Bisa dibilang itu adalah “langkah” politik menjelang pemilu. Jadi bagaimana sekarang? Dengan pemilu nasional yang akan dilaksanakan tahun depan, mengapa tidak banyak pemimpin politik terkemuka yang terlihat berada di dekat lokasi bantuan, selain perdana menteri dan beberapa pemimpin lain dari berbagai partai politik? Bukankah ini merupakan kesempatan yang baik bagi mereka untuk memenangkan hati masyarakat dengan pekerjaan kemanusiaan mereka?
Ada banyak penjelasan berbeda untuk perilaku yang sangat tidak biasa ini. Bisa jadi para pemimpin politik tidak lagi merasa mempunyai cukup kebebasan untuk keluar dan terlibat karena semuanya dikendalikan oleh birokrat. Banyak anggota parlemen yang secara terbuka menyatakan kegelisahan mereka di parlemen terhadap apa yang mereka sebut sebagai “kekuasaan berlebihan” yang dimiliki oleh para birokrat saat ini.
Belakangan ini, kita melihat sejumlah bentrokan antara politisi dan birokrat di berbagai wilayah di tanah air, yang merupakan indikasi nyata meningkatnya perebutan kekuasaan antara kedua kelompok tersebut. Perpecahan ini terlihat jelas pada awal masa darurat pasca Covid mewabah pada awal tahun 2020. Pemerintah telah membentuk komite yang dipimpin oleh sekretaris di 64 distrik untuk mengawasi operasi bantuan bagi masyarakat miskin dan pengangguran. Pada saat itu, para legislator setempat mengibarkan bendera bahwa para birokrat diberi terlalu banyak kekuasaan dan merugikan birokrat.
Biasanya peran legislator – yang dipilih oleh rakyat dan oleh karena itu sangat mengetahui apa yang diinginkan rakyat – adalah membuat undang-undang dan mengambil keputusan tentang bagaimana negara dijalankan berdasarkan keinginan rakyat. Peran birokrat adalah menemukan cara-cara strategis untuk mengimplementasikan undang-undang dan keputusan tersebut. Dengan kata lain, politisi dan birokrat harus saling melengkapi.
Namun yang terjadi saat ini adalah kebalikannya dan hal ini tidak membawa dampak baik bagi masyarakat. Apa yang bisa menjelaskan situasi saat ini?

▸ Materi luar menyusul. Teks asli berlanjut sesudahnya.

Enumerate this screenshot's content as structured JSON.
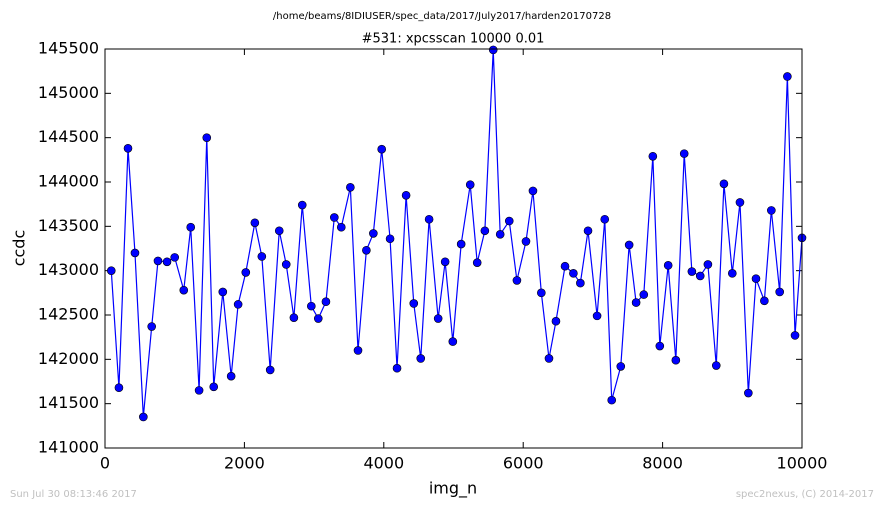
{
  "chart_data": {
    "type": "line",
    "suptitle": "/home/beams/8IDIUSER/spec_data/2017/July2017/harden20170728",
    "title": "#531: xpcsscan 10000 0.01",
    "xlabel": "img_n",
    "ylabel": "ccdc",
    "footer_left": "Sun Jul 30 08:13:46 2017",
    "footer_right": "spec2nexus, (C) 2014-2017",
    "xlim": [
      0,
      10000
    ],
    "xticks": [
      0,
      2000,
      4000,
      6000,
      8000,
      10000
    ],
    "ylim": [
      141000,
      145500
    ],
    "yticks": [
      141000,
      141500,
      142000,
      142500,
      143000,
      143500,
      144000,
      144500,
      145000,
      145500
    ],
    "grid": false,
    "series": [
      {
        "name": "ccdc",
        "color": "#0000ff",
        "marker": "circle",
        "x": [
          90,
          200,
          330,
          430,
          550,
          670,
          760,
          890,
          1000,
          1130,
          1230,
          1350,
          1460,
          1560,
          1690,
          1810,
          1910,
          2020,
          2150,
          2250,
          2370,
          2500,
          2600,
          2710,
          2830,
          2960,
          3060,
          3170,
          3290,
          3390,
          3520,
          3630,
          3750,
          3850,
          3970,
          4090,
          4190,
          4320,
          4430,
          4530,
          4650,
          4780,
          4880,
          4990,
          5110,
          5240,
          5340,
          5450,
          5570,
          5670,
          5800,
          5910,
          6040,
          6140,
          6260,
          6370,
          6470,
          6600,
          6720,
          6820,
          6930,
          7060,
          7170,
          7270,
          7400,
          7520,
          7620,
          7730,
          7860,
          7960,
          8080,
          8190,
          8310,
          8420,
          8540,
          8650,
          8770,
          8880,
          9000,
          9110,
          9230,
          9340,
          9460,
          9560,
          9680,
          9790,
          9900,
          10000
        ],
        "values": [
          143000,
          141680,
          144380,
          143200,
          141350,
          142370,
          143110,
          143100,
          143150,
          142780,
          143490,
          141650,
          144500,
          141690,
          142760,
          141810,
          142620,
          142980,
          143540,
          143160,
          141880,
          143450,
          143070,
          142470,
          143740,
          142600,
          142460,
          142650,
          143600,
          143490,
          143940,
          142100,
          143230,
          143420,
          144370,
          143360,
          141900,
          143850,
          142630,
          142010,
          143580,
          142460,
          143100,
          142200,
          143300,
          143970,
          143090,
          143450,
          145490,
          143410,
          143560,
          142890,
          143330,
          143900,
          142750,
          142010,
          142430,
          143050,
          142970,
          142860,
          143450,
          142490,
          143580,
          141540,
          141920,
          143290,
          142640,
          142730,
          144290,
          142150,
          143060,
          141990,
          144320,
          142990,
          142940,
          143070,
          141930,
          143980,
          142970,
          143770,
          141620,
          142910,
          142660,
          143680,
          142760,
          145190,
          142270,
          143370
        ]
      }
    ]
  }
}
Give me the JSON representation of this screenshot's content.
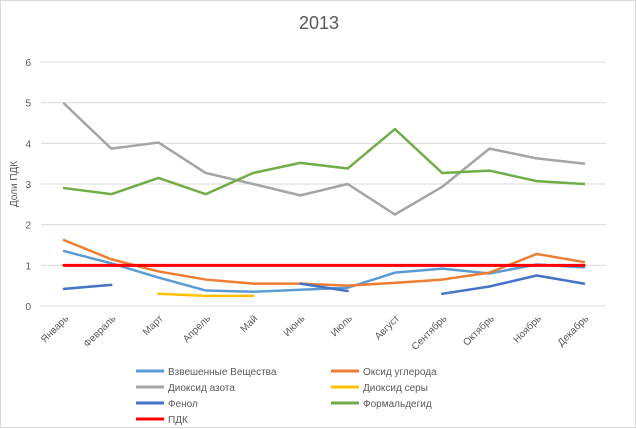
{
  "chart_data": {
    "type": "line",
    "title": "2013",
    "xlabel": "",
    "ylabel": "Доли ПДК",
    "ylim": [
      0,
      6
    ],
    "yticks": [
      "0",
      "1",
      "2",
      "3",
      "4",
      "5",
      "6"
    ],
    "grid": true,
    "legend_position": "bottom",
    "categories": [
      "Январь",
      "Февраль",
      "Март",
      "Апрель",
      "Май",
      "Июнь",
      "Июль",
      "Август",
      "Сентябрь",
      "Октябрь",
      "Ноябрь",
      "Декабрь"
    ],
    "series": [
      {
        "name": "Взвешенные Вещества",
        "color": "#5b9bd5",
        "values": [
          1.35,
          1.05,
          0.7,
          0.38,
          0.35,
          0.4,
          0.45,
          0.82,
          0.92,
          0.8,
          1.02,
          0.95
        ]
      },
      {
        "name": "Оксид углерода",
        "color": "#ed7d31",
        "values": [
          1.62,
          1.15,
          0.85,
          0.65,
          0.55,
          0.55,
          0.5,
          0.57,
          0.65,
          0.82,
          1.28,
          1.08
        ]
      },
      {
        "name": "Диоксид азота",
        "color": "#a5a5a5",
        "values": [
          4.98,
          3.87,
          4.02,
          3.27,
          3.0,
          2.72,
          3.0,
          2.25,
          2.93,
          3.87,
          3.63,
          3.5
        ]
      },
      {
        "name": "Диоксид серы",
        "color": "#ffc000",
        "values": [
          null,
          null,
          0.3,
          0.25,
          0.25,
          null,
          null,
          null,
          null,
          null,
          null,
          null
        ]
      },
      {
        "name": "Фенол",
        "color": "#4472c4",
        "values": [
          0.42,
          0.52,
          null,
          null,
          null,
          0.55,
          0.37,
          null,
          0.3,
          0.48,
          0.75,
          0.55
        ]
      },
      {
        "name": "Формальдегид",
        "color": "#70ad47",
        "values": [
          2.9,
          2.75,
          3.15,
          2.75,
          3.27,
          3.52,
          3.38,
          4.35,
          3.27,
          3.33,
          3.07,
          3.0
        ]
      },
      {
        "name": "ПДК",
        "color": "#ff0000",
        "values": [
          1,
          1,
          1,
          1,
          1,
          1,
          1,
          1,
          1,
          1,
          1,
          1
        ]
      }
    ]
  }
}
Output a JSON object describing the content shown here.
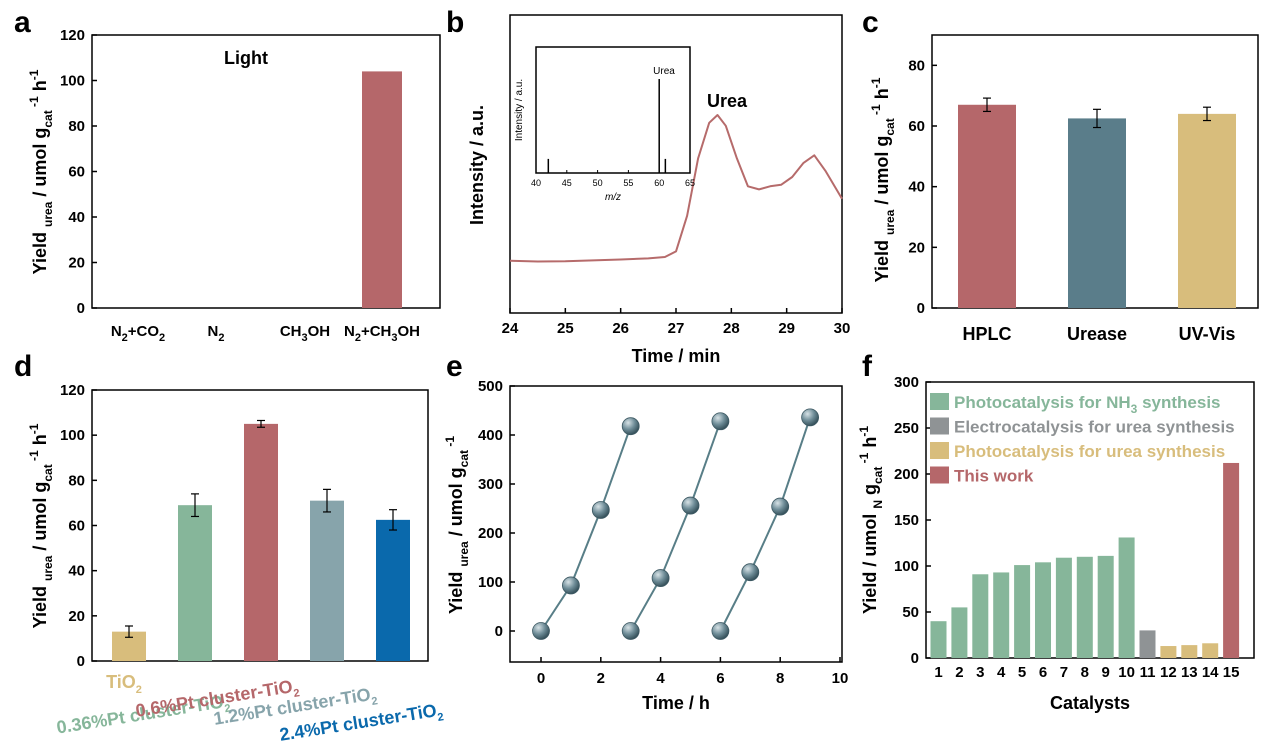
{
  "figure": {
    "panels": [
      "a",
      "b",
      "c",
      "d",
      "e",
      "f"
    ]
  },
  "colors": {
    "red": "#b5676a",
    "slate": "#5a7d8a",
    "tan": "#d8bd7c",
    "green": "#86b69a",
    "greyblue": "#87a4ab",
    "blue": "#0a69ac",
    "grey": "#8f9395",
    "teal": "#587e87",
    "tracered": "#b66b6b"
  },
  "chart_data": [
    {
      "panel": "a",
      "type": "bar",
      "categories": [
        "N₂+CO₂",
        "N₂",
        "CH₃OH",
        "N₂+CH₃OH"
      ],
      "values": [
        0,
        0,
        0,
        104
      ],
      "annotation": "Light",
      "ylabel_main": "Yield",
      "ylabel_sub1": "urea",
      "ylabel_unit": "/ umol g",
      "ylabel_sub2": "cat",
      "ylabel_sup1": "-1",
      "ylabel_unit2": "h",
      "ylabel_sup2": "-1",
      "ylim": [
        0,
        120
      ],
      "yticks": [
        "0",
        "20",
        "40",
        "60",
        "80",
        "100",
        "120"
      ]
    },
    {
      "panel": "b",
      "type": "line",
      "x": [
        24.0,
        24.5,
        25.0,
        25.5,
        26.0,
        26.5,
        26.8,
        27.0,
        27.2,
        27.4,
        27.6,
        27.75,
        27.9,
        28.1,
        28.3,
        28.5,
        28.7,
        28.9,
        29.1,
        29.3,
        29.5,
        29.7,
        30.0
      ],
      "y": [
        6,
        5.5,
        5.6,
        6.2,
        6.8,
        7.5,
        8.4,
        12,
        35,
        72,
        95,
        100,
        93,
        72,
        54,
        52,
        54,
        55,
        60,
        69,
        74,
        64,
        46
      ],
      "xlabel": "Time / min",
      "ylabel": "Intensity / a.u.",
      "xlim": [
        24,
        30
      ],
      "xticks": [
        "24",
        "25",
        "26",
        "27",
        "28",
        "29",
        "30"
      ],
      "annotation": "Urea",
      "inset": {
        "type": "bar",
        "x": [
          42,
          60,
          61
        ],
        "y": [
          0.15,
          1.0,
          0.15
        ],
        "xlabel": "m/z",
        "ylabel": "Intensity / a.u.",
        "annotation": "Urea",
        "xlim": [
          40,
          65
        ],
        "xticks": [
          "40",
          "45",
          "50",
          "55",
          "60",
          "65"
        ]
      }
    },
    {
      "panel": "c",
      "type": "bar",
      "categories": [
        "HPLC",
        "Urease",
        "UV-Vis"
      ],
      "values": [
        67,
        62.5,
        64
      ],
      "errors": [
        2.2,
        3.0,
        2.2
      ],
      "ylabel_main": "Yield",
      "ylabel_sub1": "urea",
      "ylabel_unit": "/ umol g",
      "ylabel_sub2": "cat",
      "ylabel_sup1": "-1",
      "ylabel_unit2": "h",
      "ylabel_sup2": "-1",
      "ylim": [
        0,
        90
      ],
      "yticks": [
        "0",
        "20",
        "40",
        "60",
        "80"
      ]
    },
    {
      "panel": "d",
      "type": "bar",
      "categories": [
        "TiO₂",
        "0.36%Pt cluster-TiO₂",
        "0.6%Pt cluster-TiO₂",
        "1.2%Pt cluster-TiO₂",
        "2.4%Pt cluster-TiO₂"
      ],
      "values": [
        13,
        69,
        105,
        71,
        62.5
      ],
      "errors": [
        2.5,
        5,
        1.5,
        5,
        4.5
      ],
      "ylabel_main": "Yield",
      "ylabel_sub1": "urea",
      "ylabel_unit": "/ umol g",
      "ylabel_sub2": "cat",
      "ylabel_sup1": "-1",
      "ylabel_unit2": "h",
      "ylabel_sup2": "-1",
      "ylim": [
        0,
        120
      ],
      "yticks": [
        "0",
        "20",
        "40",
        "60",
        "80",
        "100",
        "120"
      ]
    },
    {
      "panel": "e",
      "type": "line",
      "series": [
        {
          "x": [
            0,
            1,
            2,
            3
          ],
          "y": [
            0,
            93,
            247,
            418
          ]
        },
        {
          "x": [
            3,
            4,
            5,
            6
          ],
          "y": [
            0,
            108,
            256,
            428
          ]
        },
        {
          "x": [
            6,
            7,
            8,
            9
          ],
          "y": [
            0,
            120,
            254,
            436
          ]
        }
      ],
      "xlabel": "Time / h",
      "ylabel_main": "Yield",
      "ylabel_sub1": "urea",
      "ylabel_unit": "/ umol g",
      "ylabel_sub2": "cat",
      "ylabel_sup1": "-1",
      "xlim": [
        -1,
        10
      ],
      "ylim": [
        -30,
        500
      ],
      "xticks": [
        "0",
        "2",
        "4",
        "6",
        "8",
        "10"
      ],
      "yticks": [
        "0",
        "100",
        "200",
        "300",
        "400",
        "500"
      ]
    },
    {
      "panel": "f",
      "type": "bar",
      "categories": [
        "1",
        "2",
        "3",
        "4",
        "5",
        "6",
        "7",
        "8",
        "9",
        "10",
        "11",
        "12",
        "13",
        "14",
        "15"
      ],
      "values": [
        40,
        55,
        91,
        93,
        101,
        104,
        109,
        110,
        111,
        131,
        30,
        13,
        14,
        16,
        212
      ],
      "groups": [
        "nh3",
        "nh3",
        "nh3",
        "nh3",
        "nh3",
        "nh3",
        "nh3",
        "nh3",
        "nh3",
        "nh3",
        "elec",
        "photo",
        "photo",
        "photo",
        "this"
      ],
      "legend": [
        {
          "key": "nh3",
          "label_pre": "Photocatalysis for NH",
          "label_sub": "3",
          "label_post": " synthesis"
        },
        {
          "key": "elec",
          "label_pre": "Electrocatalysis for urea synthesis",
          "label_sub": "",
          "label_post": ""
        },
        {
          "key": "photo",
          "label_pre": "Photocatalysis for urea synthesis",
          "label_sub": "",
          "label_post": ""
        },
        {
          "key": "this",
          "label_pre": "This work",
          "label_sub": "",
          "label_post": ""
        }
      ],
      "legend_position": "top-left",
      "xlabel": "Catalysts",
      "ylabel_main": "Yield / umol",
      "ylabel_sub1": "N",
      "ylabel_unit": " g",
      "ylabel_sub2": "cat",
      "ylabel_sup1": "-1",
      "ylabel_unit2": "h",
      "ylabel_sup2": "-1",
      "ylim": [
        0,
        300
      ],
      "yticks": [
        "0",
        "50",
        "100",
        "150",
        "200",
        "250",
        "300"
      ]
    }
  ]
}
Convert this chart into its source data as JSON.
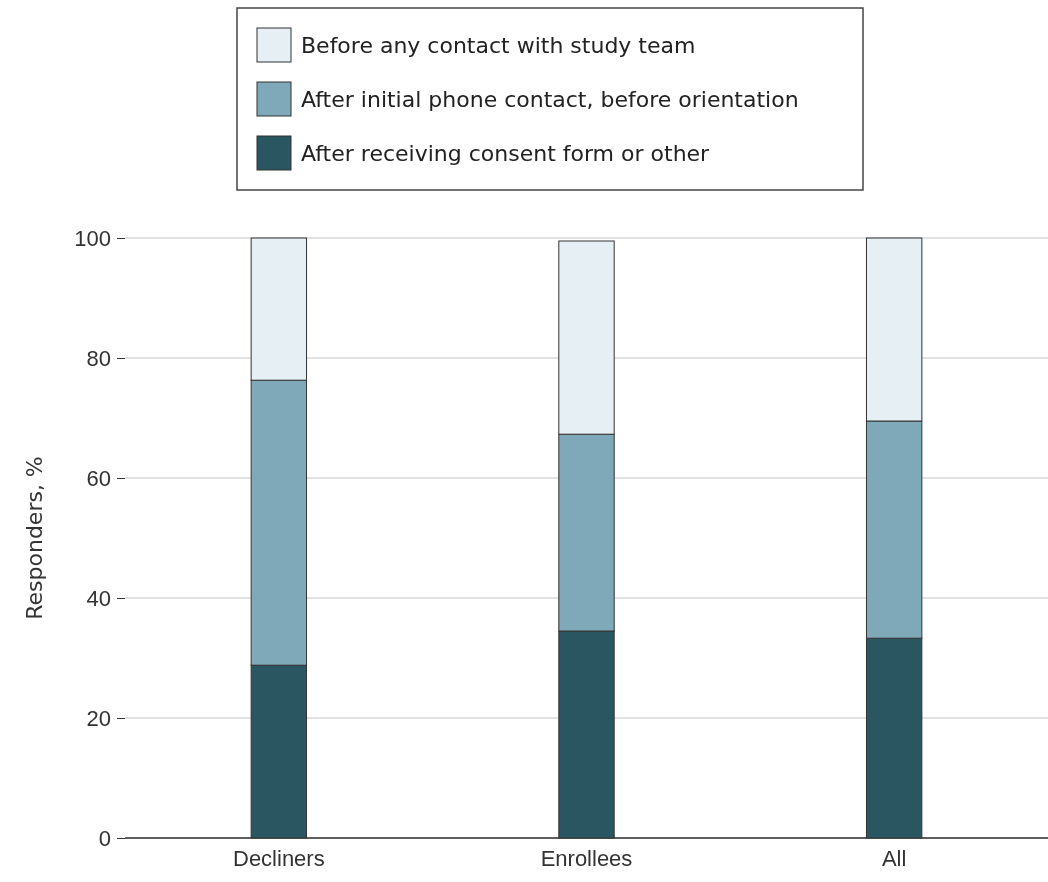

Apakah masyarakat sudah kehilangan kepercayaan terhadap politisi setelah melihat apa yang terjadi pada dua pemilu terakhir, yang dimanfaatkan oleh para birokrat untuk memberdayakan diri mereka sendiri? Ataukah para pemimpin politik tidak lagi merasa perlu terhubung dengan pemilihnya karena ada cara yang lebih mudah dan murah untuk memenangkan pemilu? Apakah hal ini mengganggu kemampuan mereka untuk memahami perasaan orang lain dan mengambil keputusan berdasarkan hal tersebut? Anda dapat memilih alasan Anda.
Namun ada satu hal menarik yang saya perhatikan kali ini. Dengan menjamurnya koneksi internet dan popularitas media sosial, terutama di kalangan masyarakat akar rumput, hal terkecil pun diperhatikan. Tahun ini, selebriti media sosial dan organisasi nirlaba memanfaatkan peluang ini dengan mengisi kekosongan yang tercipta karena tidak adanya pemimpin politik dalam operasi bantuan kemanusiaan.
Sulit untuk mengatakan apakah ini merupakan hal yang baik atau tidak, karena pada saat bencana seperti ini, kontribusi terkecil sekalipun dapat membuat perbedaan besar bagi sebuah keluarga yang hanya makan satu kali sehari selama berminggu-minggu. Namun kenyataannya, masyarakat selalu mengharapkan para pemimpin politik untuk menjaga mereka, terutama ketika mereka membutuhkan – karena partai politik besar seperti Liga Awami dan BNP memiliki jaringan yang kuat hingga ke pelosok negeri. Begitu pula selama berpolitik, pemimpin harus berpikir untuk “memimpin” rakyatnya. Ketika hubungan itu rusak, Anda tahu ada sesuatu yang salah.